Aviation officer: Passenger in United confrontation was combative

CHICAGO - The physician who was dragged off a United Airlines (UAL) flight in Chicago this month was verbally and physically abusive, and flailing his arms before he lost his balance and struck his mouth on an armrest, according to the aviation officer who pulled the man out of his seat.

The Chicago Department of Aviation on Monday released the officer’s report of the incident in response to a Freedom of Information Act request by The Associated Press. The report reveals for the first time the officer’s version of what happened aboard the plane at O’Hare International Airport on April 9.

The incident -- which was videotaped by other passengers and widely shared online -- became an international embarrassment for both the airline and the city’s aviation department.

The report also includes the name of the officer, James Long, who authorities initially declined to identify.In the report, Long said he boarded the United Express flight after being called in response to a disturbance involving two people regarding a refusal to leave the aircraft. United has said four passengers had been ordered off the airplane to make room for four employees to fly to Louisville, Kentucky.

Long said he approached Dr. David Dao to ask the 69-year-old physician to get off the plane. Long said Dao refused and “folded his arms tightly.” Long said he reached out to “hold” Dao and was able to pull him away from his window seat on the aircraft and move toward the aisle.

“But suddenly the subject started flailing and fighting,” Long wrote.

Dao then knocked Long’s hand off his arm, causing the struggling Dao to fall and strike his mouth on an armrest on the other side of the aisle, according to the report. Long said he then dragged Dao because Dao refused to stand up.

Long said he wrote the report and gave his version of events only because he faced losing his job.

The video taken by a passenger shows lots of screaming coming from behind the seats, then Dao being dragged by his arms down the aisle of the plane as the other passengers react with horror.

In a separate report released Monday, labeled a “Hospitalization Case Report,” the Chicago Police Department said Dao was observed striking his face against an armrest as aviation officers “attempted to escort” him from the flight.

Neither report details Dao’s injuries, but at a news conference days after the incident, Dao’s attorney said the doctor suffered a broken nose and a concussion, and lost two front teeth.

Long said he was able to remove Dao from the airplane.

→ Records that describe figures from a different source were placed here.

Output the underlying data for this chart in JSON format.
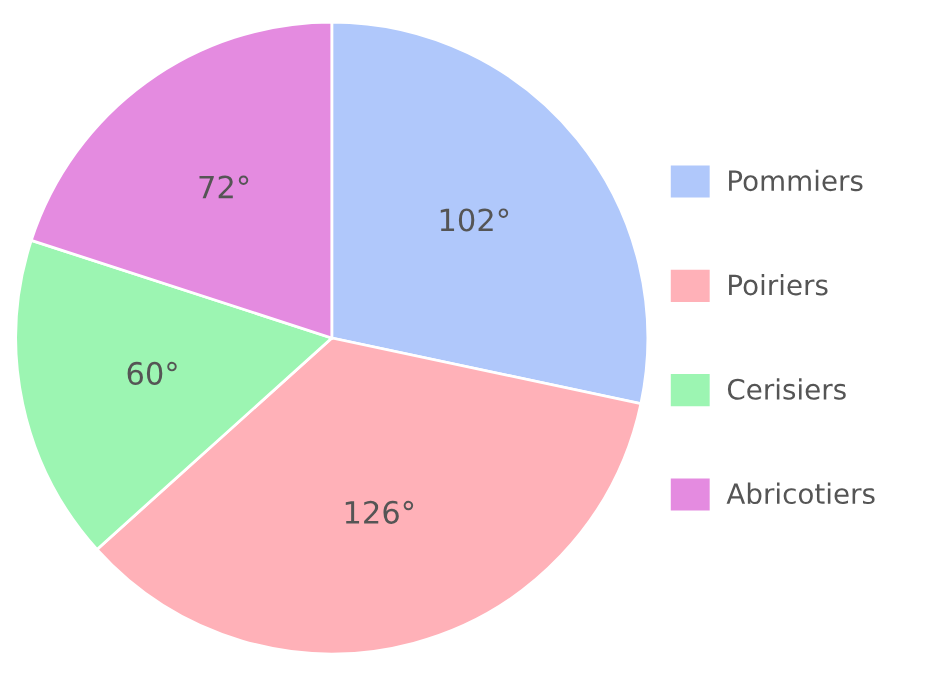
{
  "chart_data": {
    "type": "pie",
    "categories": [
      "Pommiers",
      "Poiriers",
      "Cerisiers",
      "Abricotiers"
    ],
    "values": [
      102,
      126,
      60,
      72
    ],
    "value_labels": [
      "102°",
      "126°",
      "60°",
      "72°"
    ],
    "colors": [
      "#b0c8fb",
      "#ffb1b8",
      "#9cf5b2",
      "#e48be0"
    ],
    "legend": "right"
  }
}
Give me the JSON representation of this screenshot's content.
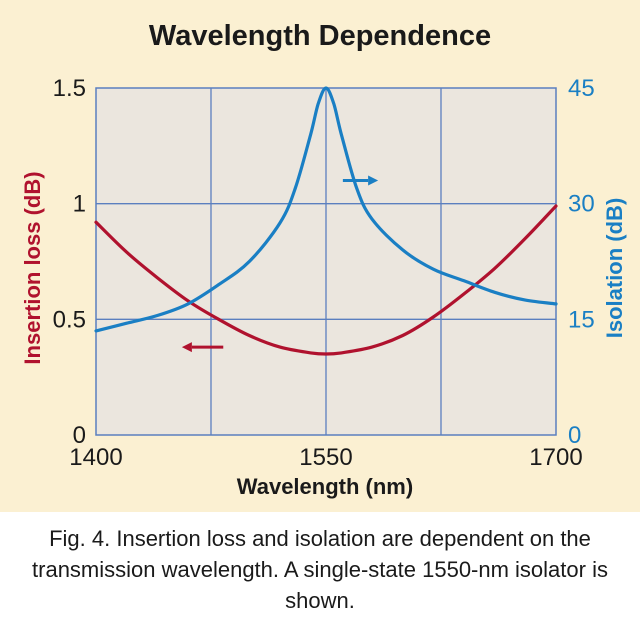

Long said that once off the plane and in the walkway back to the gate, Dao said he was a diabetic, but then got up off the floor and ran back onto the aircraft. Long alleged that Dao, while running back to the plane, said they’d have to kill him.

Long and two other aviation officers were subsequently placed on leave by the aviation department.The report jibes with comments that United CEO Oscar Munoz made in the aftermath of the incident, in which he called Dao belligerent. Munoz later offered a more emphatic mea culpa, saying: “No one should ever be mistreated this way.” The aviation department has also profusely apologized and vowed an investigation.

According to CBS Chicago, assisting officer Mauricio Rodriguez said Long used “minimal but necessary force,” which policy allows. Airport video shows the ambulance eventually taking Dao to the hospital. In all, three aviation police officers and a veteran security officer were involved. Officer Long had just returned to work after a five-day suspension for insubordination.

Dao’s attorney, Thomas Demetrio, told NBC’s “Today” show on Monday that he intended to file a lawsuit.

The aviation department also released its use of force policy, which was sent to all officers after the incident. It says aviation security personnel should use force only when “reasonably necessary to defend a human life, effect an arrest or control a person,” and that the force used “shall only be that which is necessary to overcome the resistance being offered by an offender and to effect lawful objectives.”